The delisting plans come as tensions between Beijing and Washington climb over US House Speaker Nancy Pelosi's visit last week to Taiwan, which China claims as part of its territory. Beijing has raged against the visit, staging unprecedented military drills around the self-ruled island and suspending cooperation with the United States on issues ranging from climate change to fighting drug smugglers.

The five companies are on a list of firms published by the US Securities and Exchange Commission that faced delisting from Wall Street if they did not comply with new audit requirements. All five companies said in separate statements that they expected to stop trading on the NYSE by early September.

The new requirements came into effect late last year, at a time when Chinese authorities were expressing reservations about China-based companies listing in the United States.

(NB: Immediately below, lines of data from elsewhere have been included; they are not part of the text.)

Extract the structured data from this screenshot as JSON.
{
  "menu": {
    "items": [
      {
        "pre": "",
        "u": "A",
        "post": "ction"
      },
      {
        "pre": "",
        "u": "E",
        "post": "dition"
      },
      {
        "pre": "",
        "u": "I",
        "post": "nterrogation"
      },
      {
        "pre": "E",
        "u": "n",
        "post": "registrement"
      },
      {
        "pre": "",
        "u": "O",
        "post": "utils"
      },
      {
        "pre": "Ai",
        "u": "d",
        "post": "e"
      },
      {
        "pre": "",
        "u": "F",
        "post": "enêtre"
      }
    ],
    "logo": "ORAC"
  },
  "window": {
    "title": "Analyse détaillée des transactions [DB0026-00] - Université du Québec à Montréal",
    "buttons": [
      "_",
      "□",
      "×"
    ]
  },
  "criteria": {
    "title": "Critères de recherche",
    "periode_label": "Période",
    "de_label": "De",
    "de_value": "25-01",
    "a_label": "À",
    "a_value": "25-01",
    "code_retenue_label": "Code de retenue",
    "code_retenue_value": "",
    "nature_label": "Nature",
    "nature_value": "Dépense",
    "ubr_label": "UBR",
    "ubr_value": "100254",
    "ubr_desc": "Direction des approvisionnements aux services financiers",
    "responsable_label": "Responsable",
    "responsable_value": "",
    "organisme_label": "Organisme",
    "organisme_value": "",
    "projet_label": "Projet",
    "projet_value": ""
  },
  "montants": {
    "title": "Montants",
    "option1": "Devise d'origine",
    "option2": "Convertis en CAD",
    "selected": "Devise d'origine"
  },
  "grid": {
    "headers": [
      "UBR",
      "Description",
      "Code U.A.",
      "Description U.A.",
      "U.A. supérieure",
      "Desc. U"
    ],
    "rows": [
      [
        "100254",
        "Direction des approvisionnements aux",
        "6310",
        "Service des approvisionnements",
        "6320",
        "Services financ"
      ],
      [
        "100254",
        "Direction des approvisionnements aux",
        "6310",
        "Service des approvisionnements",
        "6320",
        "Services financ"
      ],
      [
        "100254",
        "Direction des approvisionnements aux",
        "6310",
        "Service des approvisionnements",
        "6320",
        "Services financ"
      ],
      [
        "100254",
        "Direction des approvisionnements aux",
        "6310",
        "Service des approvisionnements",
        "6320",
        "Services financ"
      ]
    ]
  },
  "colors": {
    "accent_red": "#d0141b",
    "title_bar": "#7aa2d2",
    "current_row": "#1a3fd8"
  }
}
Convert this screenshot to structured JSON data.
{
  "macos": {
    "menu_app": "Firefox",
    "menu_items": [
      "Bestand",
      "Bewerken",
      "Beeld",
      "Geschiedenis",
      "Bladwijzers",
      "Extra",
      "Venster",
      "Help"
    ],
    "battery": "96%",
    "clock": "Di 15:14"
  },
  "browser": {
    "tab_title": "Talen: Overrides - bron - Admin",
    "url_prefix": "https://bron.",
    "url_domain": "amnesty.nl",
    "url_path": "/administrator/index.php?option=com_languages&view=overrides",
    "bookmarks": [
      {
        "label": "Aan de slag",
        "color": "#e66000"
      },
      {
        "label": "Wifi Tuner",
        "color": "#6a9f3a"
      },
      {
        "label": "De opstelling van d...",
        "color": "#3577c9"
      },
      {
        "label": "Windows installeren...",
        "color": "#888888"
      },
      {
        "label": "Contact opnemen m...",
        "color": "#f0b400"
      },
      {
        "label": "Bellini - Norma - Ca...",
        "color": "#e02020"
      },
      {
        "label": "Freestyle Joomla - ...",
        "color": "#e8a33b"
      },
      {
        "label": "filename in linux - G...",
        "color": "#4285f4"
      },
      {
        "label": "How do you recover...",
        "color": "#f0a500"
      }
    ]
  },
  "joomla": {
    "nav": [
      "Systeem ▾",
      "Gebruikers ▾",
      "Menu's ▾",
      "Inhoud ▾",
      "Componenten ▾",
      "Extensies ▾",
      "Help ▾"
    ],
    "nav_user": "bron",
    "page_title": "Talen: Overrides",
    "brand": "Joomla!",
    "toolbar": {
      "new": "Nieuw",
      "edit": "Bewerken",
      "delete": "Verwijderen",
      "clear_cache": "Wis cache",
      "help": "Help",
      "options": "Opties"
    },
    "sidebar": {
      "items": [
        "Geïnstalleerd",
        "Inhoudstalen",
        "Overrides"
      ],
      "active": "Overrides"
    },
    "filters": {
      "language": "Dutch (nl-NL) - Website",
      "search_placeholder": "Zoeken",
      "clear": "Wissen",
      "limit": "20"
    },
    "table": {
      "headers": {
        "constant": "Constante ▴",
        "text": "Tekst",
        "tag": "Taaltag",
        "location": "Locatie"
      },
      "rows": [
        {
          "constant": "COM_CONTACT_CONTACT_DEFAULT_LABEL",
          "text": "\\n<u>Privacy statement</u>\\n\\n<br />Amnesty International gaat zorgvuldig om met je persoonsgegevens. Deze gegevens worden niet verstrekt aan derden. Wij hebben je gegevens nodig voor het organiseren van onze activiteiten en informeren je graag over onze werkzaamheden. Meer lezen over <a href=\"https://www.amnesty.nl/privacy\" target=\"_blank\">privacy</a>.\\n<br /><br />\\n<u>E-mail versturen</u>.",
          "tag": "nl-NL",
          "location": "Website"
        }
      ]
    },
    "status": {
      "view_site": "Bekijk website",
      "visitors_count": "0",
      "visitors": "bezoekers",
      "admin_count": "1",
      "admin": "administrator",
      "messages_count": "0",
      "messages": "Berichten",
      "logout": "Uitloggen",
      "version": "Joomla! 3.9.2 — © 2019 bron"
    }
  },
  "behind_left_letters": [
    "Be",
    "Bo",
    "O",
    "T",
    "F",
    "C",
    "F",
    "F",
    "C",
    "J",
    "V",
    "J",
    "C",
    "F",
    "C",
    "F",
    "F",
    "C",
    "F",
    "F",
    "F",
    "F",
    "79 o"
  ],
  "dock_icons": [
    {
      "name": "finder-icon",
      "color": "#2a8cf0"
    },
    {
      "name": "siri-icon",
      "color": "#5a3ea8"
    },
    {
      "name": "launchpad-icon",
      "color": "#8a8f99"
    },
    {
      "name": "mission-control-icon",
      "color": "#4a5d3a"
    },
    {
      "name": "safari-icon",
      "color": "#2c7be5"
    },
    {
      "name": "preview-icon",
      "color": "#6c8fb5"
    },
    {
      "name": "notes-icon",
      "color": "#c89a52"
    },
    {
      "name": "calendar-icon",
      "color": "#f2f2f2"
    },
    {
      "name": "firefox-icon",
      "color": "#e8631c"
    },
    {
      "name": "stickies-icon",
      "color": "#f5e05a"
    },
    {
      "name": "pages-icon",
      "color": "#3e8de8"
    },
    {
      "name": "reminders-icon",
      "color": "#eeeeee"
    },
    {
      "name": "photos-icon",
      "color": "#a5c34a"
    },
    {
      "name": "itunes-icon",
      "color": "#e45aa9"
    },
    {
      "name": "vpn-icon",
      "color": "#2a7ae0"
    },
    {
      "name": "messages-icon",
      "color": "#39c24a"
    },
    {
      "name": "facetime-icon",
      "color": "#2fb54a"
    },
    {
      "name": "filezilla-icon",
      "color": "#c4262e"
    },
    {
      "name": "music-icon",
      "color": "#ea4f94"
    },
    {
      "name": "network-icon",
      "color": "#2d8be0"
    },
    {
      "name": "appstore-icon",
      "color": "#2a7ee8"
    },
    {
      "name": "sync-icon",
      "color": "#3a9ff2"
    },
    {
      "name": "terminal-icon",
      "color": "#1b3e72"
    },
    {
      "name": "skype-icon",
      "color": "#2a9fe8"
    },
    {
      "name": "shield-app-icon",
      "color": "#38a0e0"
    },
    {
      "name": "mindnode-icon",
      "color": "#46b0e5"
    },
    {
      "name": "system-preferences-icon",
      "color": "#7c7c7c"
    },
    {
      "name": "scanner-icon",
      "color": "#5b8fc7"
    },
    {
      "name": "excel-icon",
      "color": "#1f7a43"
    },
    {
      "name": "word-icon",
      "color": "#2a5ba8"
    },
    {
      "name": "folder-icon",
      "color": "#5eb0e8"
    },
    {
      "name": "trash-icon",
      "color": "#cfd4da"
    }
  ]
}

The five companies on Friday all pointed to the costs of maintaining the US listings as well as the burden of complying with reporting obligations as factors behind the decision.

China's securities regulator on Friday said the moves were made by the companies "out of their own business considerations". The delistings "will not affect the companies' continued use of domestic and foreign capital markets for financing and development", the regulator said in a statement.

As per MRC, PetroChina Urumqi Petrochemical is planning to revamp and upgrade its refining facilities by adding some new refining as well as petrochemical units. A 450,000 tonne/year polypropylene (PP), a 300,000 tonne/year styrene monomer (SM), a 200,000 tonne/year polystyrene (PS), and a 1.2m tonne/year purified phthalate acid (PTA) unit will be installed as the petrochemical part. The refining part will mainly include a new 1.2m tonne/year solvent deasphalting (SDA), a 2.2m tonne/year fluid catalytic cracking (FCC), and a 1m tonne/year gas fractionation units.The company is seeking environment approval for proceeding the project.